All Google has done is take over 60 different privacy policies and combine then into one easy to read concise policy. They have only changed the wording of the policy, they are not collecting more data or sharing anything with third parties.

If you have questions as to what Google has on you, go to their dashboard to see. You can even follow the links and delete much of what they have on you. But before you clear your online identity it's worth noting the benefits it provides.

I have 20,000 songs, 20,000 photos, 5,000 emails, 111 contacts, 198 bookmarks, 303 Google+ posts, 67 reader subscriptions, 24 Google Talk contacts and 13 YouTube videos. It's a large chunk of data but it's also a huge convenience and without the business model to support it would cost me hundreds of dollars a year to pay for all those services.

Google does not share this data with the advertiser, the advertiser selects the demographic and Google's algorithm makes it happen.

So by allowing Google to collect data on me I get access to my email from any device. My bookmarks are immediately available between my browser on all of my devices. My entire music and photo collection is available from any web browser or Android devices. My RSS feeds are synced between all of my devices so when read on one device, it will not show up on another. I'm able to make video calls and send instant messages for free to anyone on Google Talk around the world and make free voice calls to any phone in Canada and the US. I also have a place to share my thoughts and what's important to me on Google+ and YouTube.

The end result for all this data I share is that Google provides ads that are actually relevant to me.
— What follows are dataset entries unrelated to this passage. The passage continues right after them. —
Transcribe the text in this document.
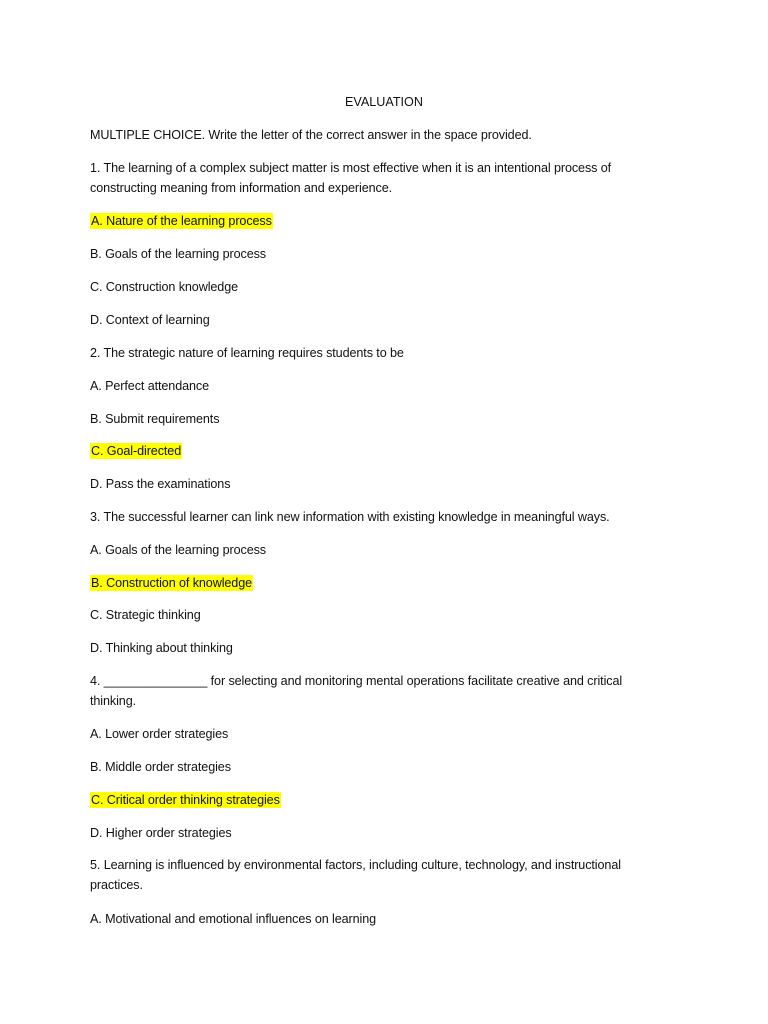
EVALUATION
MULTIPLE CHOICE. Write the letter of the correct answer in the space provided.
1. The learning of a complex subject matter is most effective when it is an intentional process of
constructing meaning from information and experience.
A. Nature of the learning process
B. Goals of the learning process
C. Construction knowledge
D. Context of learning
2. The strategic nature of learning requires students to be
A. Perfect attendance
B. Submit requirements
C. Goal-directed
D. Pass the examinations
3. The successful learner can link new information with existing knowledge in meaningful ways.
A. Goals of the learning process
B. Construction of knowledge
C. Strategic thinking
D. Thinking about thinking
4. _______________ for selecting and monitoring mental operations facilitate creative and critical
thinking.
A. Lower order strategies
B. Middle order strategies
C. Critical order thinking strategies
D. Higher order strategies
5. Learning is influenced by environmental factors, including culture, technology, and instructional
practices.
A. Motivational and emotional influences on learning
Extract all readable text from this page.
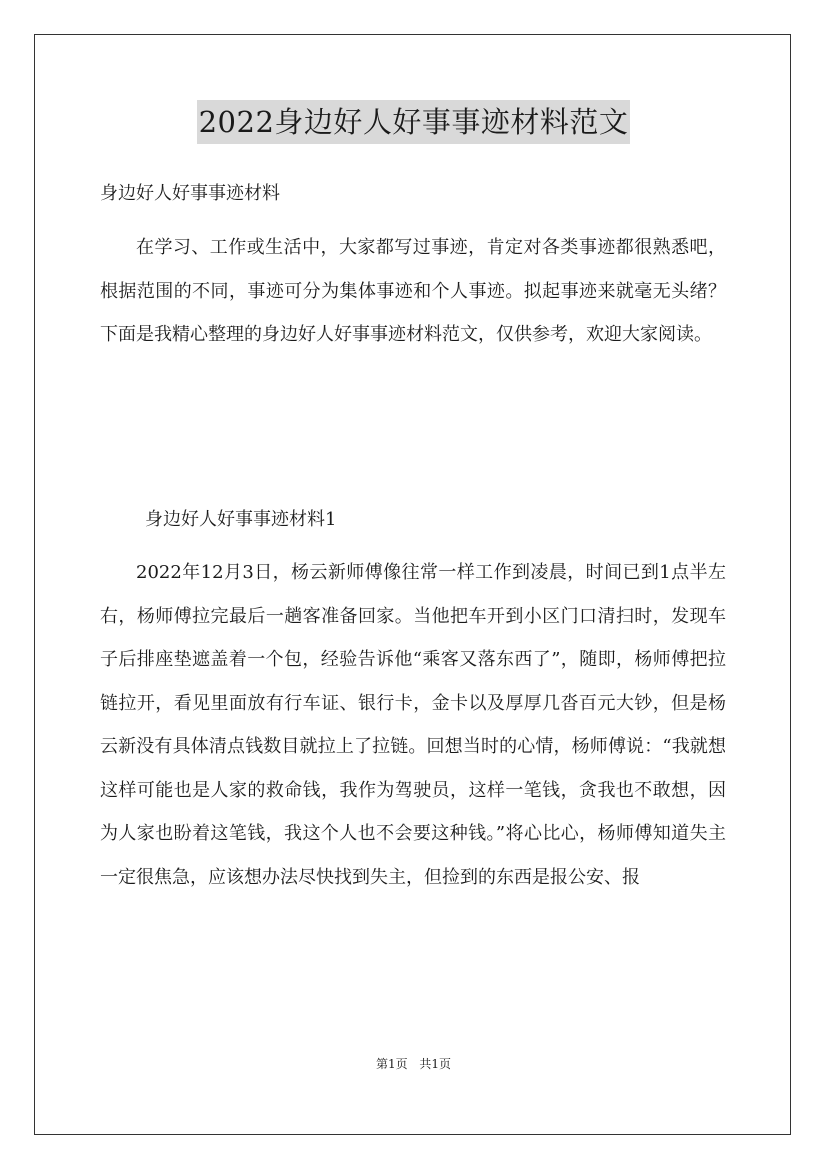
2022身边好人好事事迹材料范文
身边好人好事事迹材料

在学习、工作或生活中，大家都写过事迹，肯定对各类事迹都很熟悉吧，根据范围的不同，事迹可分为集体事迹和个人事迹。拟起事迹来就毫无头绪？下面是我精心整理的身边好人好事事迹材料范文，仅供参考，欢迎大家阅读。

身边好人好事事迹材料1

2022年12月3日，杨云新师傅像往常一样工作到凌晨，时间已到1点半左右，杨师傅拉完最后一趟客准备回家。当他把车开到小区门口清扫时，发现车子后排座垫遮盖着一个包，经验告诉他“乘客又落东西了”，随即，杨师傅把拉链拉开，看见里面放有行车证、银行卡，金卡以及厚厚几沓百元大钞，但是杨云新没有具体清点钱数目就拉上了拉链。回想当时的心情，杨师傅说：“我就想这样可能也是人家的救命钱，我作为驾驶员，这样一笔钱，贪我也不敢想，因为人家也盼着这笔钱，我这个人也不会要这种钱。”将心比心，杨师傅知道失主一定很焦急，应该想办法尽快找到失主，但捡到的东西是报公安、报

第1页 共1页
Unfortunately for Google their privacy policy change comes at a bad time and to make matters worse it's really easy to read and understand. As a result the uninformed actually think the data collection between Google's services is new.

I don't understand how anyone can use a service like what Google provides and not wonder how they're making money. The unfortunate side effect of all of this privacy backlash will eventually result in government regulations. Regulations that will inevitable hamper and slow down the progress of an open and free internet.

I understand people's interest in privacy and as such I suggest that rather then try to change the internet to adopt your personal preference that you instead choose more carefully where you share your info and let the rest of us to share freely if we wish.